Online sports betting will not spread beyond the geo-fenced casino floors of Mississippi this year. House Bill 774, which would have brought mobile sports betting statewide, flamed out in committee on Monday. The Mississippi legislative session ends on Sunday. The original bill that passed through the state House of Representatives included online Mississippi sports betting and racing.
The Senate stripped out the mobile sports betting provisions, landing the so-called Mississippi Mobile Sports Wagering Act in committee, where it’s now labeled on the state website as “died in conference.” The deceased bill initially would have allowed for mobile sports betting licensees in association with retail casinos. In Mississippi’s Gulf Coast casino hotbeds of Biloxi and D’Iberville, mobile sports betting is legal only on property. Get too far away from the front door, and it stops.
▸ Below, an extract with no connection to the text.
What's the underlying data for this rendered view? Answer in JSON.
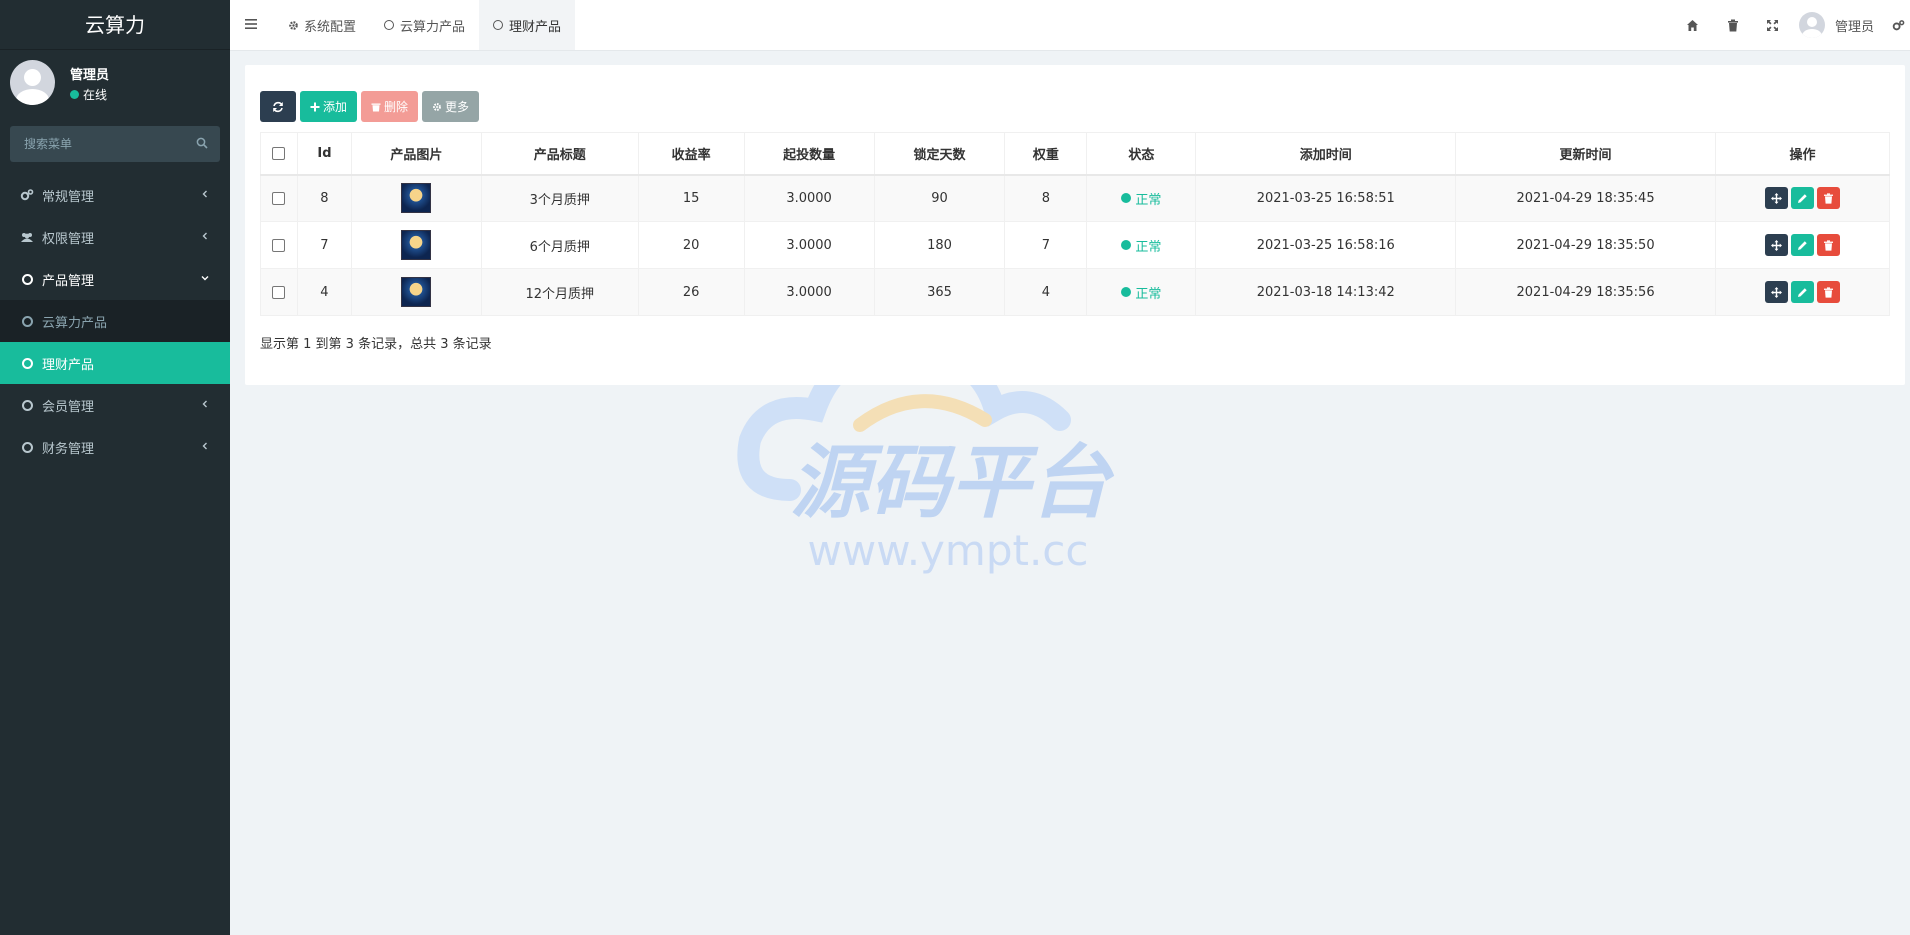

Mississippi Virtually Surrounded by Betting States
Three of four legal sports betting states bordering Mississippi – Louisiana, Arkansas, and Tennessee – have online markets underway. Sports betting launched in Mississippi in August of 2018. According to the Gaming Todaysports betting revenue tracker, the state has taken in $2.6 billion in sports wagers for $291,977,792 in revenue since then.
Tennessee, which launched in November of 2020 with full state-wide mobile, is at $12.5 billion and $1.2 billion, respectively. Louisiana sports betting, launched in October of 2021, is at $6.2 billion and $714 million, respectively. Arkansas is a tougher comparison. It launched in November 2018, but sports betting was confined to retail sportsbooks at racetracks until April 2022.